Quem acompanha o dia a dia da UniRedentor, em Itaperuna, sabe que ali funciona uma instituição um tanto quanto diferente. Basta circular por suas dependências para perceber um elo profundo ligando professores, funcionários e alunos, que chama a atenção pela forma como eles valorizam o ambiente de ensino compartilhado por todos. Isso faz com que a educação saia do mero campo da formalidade para, de fato, transformar a vida das pessoas, incutindo nelas uma sensação que costuma ser definida pela própria UniRedentor como um sentimento de pertença, unindo todos os agentes da educação para atingir o grande objetivo do centro universitário: formar amigos e profissionais.
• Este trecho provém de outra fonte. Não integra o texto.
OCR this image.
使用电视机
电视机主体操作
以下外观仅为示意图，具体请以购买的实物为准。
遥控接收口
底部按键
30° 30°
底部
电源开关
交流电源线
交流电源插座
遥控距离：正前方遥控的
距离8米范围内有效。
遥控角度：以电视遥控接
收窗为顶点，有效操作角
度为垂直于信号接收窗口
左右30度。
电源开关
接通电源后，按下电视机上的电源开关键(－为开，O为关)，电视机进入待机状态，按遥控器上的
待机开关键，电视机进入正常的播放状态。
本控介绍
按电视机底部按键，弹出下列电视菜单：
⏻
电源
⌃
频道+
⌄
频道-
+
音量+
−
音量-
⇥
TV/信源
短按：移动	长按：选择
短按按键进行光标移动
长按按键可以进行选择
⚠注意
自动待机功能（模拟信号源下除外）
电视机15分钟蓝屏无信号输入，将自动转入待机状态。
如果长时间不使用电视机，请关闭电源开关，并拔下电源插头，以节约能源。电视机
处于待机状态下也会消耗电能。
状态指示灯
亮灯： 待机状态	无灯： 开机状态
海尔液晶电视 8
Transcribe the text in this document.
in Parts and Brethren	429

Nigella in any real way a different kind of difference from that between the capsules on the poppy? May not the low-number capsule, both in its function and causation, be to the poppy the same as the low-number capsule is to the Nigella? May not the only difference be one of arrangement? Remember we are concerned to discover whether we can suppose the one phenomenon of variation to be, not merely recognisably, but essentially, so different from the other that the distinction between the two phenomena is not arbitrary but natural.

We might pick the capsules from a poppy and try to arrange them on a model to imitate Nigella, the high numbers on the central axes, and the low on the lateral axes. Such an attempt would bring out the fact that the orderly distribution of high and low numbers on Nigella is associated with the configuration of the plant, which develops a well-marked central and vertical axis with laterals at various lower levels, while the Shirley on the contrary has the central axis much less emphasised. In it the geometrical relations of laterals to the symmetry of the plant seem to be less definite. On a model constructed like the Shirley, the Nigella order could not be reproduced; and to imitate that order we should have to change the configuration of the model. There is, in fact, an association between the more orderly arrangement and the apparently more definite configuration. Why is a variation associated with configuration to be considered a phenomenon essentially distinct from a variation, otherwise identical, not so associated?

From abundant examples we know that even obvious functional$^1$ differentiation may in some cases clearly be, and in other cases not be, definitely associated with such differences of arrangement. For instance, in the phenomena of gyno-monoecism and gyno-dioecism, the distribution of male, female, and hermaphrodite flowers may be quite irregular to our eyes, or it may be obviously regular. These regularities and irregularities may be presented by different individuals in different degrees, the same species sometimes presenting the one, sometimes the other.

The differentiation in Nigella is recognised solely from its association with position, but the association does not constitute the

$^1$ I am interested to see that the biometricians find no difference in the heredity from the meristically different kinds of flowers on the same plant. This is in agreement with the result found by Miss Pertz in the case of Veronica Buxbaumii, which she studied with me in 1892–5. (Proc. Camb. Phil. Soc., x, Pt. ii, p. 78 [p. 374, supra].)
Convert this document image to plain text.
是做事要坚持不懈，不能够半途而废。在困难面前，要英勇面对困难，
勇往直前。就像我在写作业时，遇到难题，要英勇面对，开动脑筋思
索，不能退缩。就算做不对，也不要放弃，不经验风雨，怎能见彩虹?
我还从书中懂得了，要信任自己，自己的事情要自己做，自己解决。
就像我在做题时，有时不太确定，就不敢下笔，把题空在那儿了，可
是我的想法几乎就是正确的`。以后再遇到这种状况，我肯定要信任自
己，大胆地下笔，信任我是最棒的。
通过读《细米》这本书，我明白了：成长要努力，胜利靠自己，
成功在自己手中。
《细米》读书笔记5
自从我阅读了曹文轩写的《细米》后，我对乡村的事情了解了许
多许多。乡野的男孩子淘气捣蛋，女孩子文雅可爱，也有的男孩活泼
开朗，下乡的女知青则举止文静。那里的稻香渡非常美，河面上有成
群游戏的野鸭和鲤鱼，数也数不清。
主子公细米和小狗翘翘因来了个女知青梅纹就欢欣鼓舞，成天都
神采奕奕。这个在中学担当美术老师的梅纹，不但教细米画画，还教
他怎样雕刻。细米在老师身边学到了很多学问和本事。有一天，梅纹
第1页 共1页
Para explicitar essa característica, que é a grande mola propulsora da UniRedentor no cenário da educação brasileira, o Mania de Saúde entrevistou o Pró-Reitor de Ensino, Pesquisa e Extensão, André Raeli Gomes. Segundo ele, ao contrário do que possa parecer, o sentimento de pertença não nasceu por acaso na UniRedentor: ele é fruto de um trabalho diário, que permeia todas as modalidades de ensino.
“Tudo começou há cerca de oito anos, quando a gente começou a ver as grandes fusões que ocorriam no ensino superior brasileiro, onde os grandes players começavam a ditar as regras mercadológicas, promovendo mensalidades baixíssimas, qualidade de ensino duvidosa, notas de exames acadêmicos sorrateiras, sem qualquer tipo de fidelização, sem um projeto pedagógico robusto e sem, de fato, desenhar um perfil do egresso. Eram instituições que simplesmente criavam uma receita de bolo, que eu posso executar de uma forma e o bolo ficar delicioso, mas você executar a mesma receita e o bolo solar sem que ninguém consiga comer. Vimos que era necessário, antes de tudo, personalizar o ensino. Mas de que forma? Fomentando o sentimento de pertença, fazendo o aluno entender que ele é importante para a instituição em todos os aspectos, indo muito além do seu desempenho acadêmico em sala de aula. Afinal, cada um deles possui nome, sobrenome e uma história repleta de anseios, dores, ganhos, medos, sonhos, necessidades, expectativas, frustrações e a gente resolveu abrir a nossa escuta para isso. Foi transformador”, disse André.
O primeiro passo, nesse sentido, foi reforçar a empatia. “Quando você trabalha a empatia de fato, muitas coisas começam a acontecer. Nosso trabalho extensionista é um grande exemplo disso. Por sermos um centro universitário, temos que ter, na base, o ensino e a extensão como alicerces. E a extensão nada mais é do que você ir para a comunidade, ouvir suas demandas, voltar para a academia, tratar essas demandas e voltar para a comunidade com a solução. Isso é a extensão universitária. É a comunidade perceber que você faz a diferença. E a UniRedentor vem cumprindo muito bem com esse papel exatamente por fomentar a empatia e esse sentimento de pertença, concretizando isso além muros. Nosso objetivo é sair das grades institucionais e ir para a comunidade, mostrando tudo aquilo que podemos fazer de melhor para ela”, afirma André, mencionando os projetos integradores, que transformam a vida em sociedade. “A gente fez um braço mecânico agora para uma criança amputada, realizamos adaptações em acessibilidade para espaços públicos que demandavam adaptações, fizemos e fazemos intervenções médicas, psicológicas, fonoaudiólogas e fisioterapêuticas em várias unidades do SUS, fomentando o sentimento de pertença o tempo inteiro, tanto nas unidades extensionistas, quanto também nas nossas relações cotidianas”.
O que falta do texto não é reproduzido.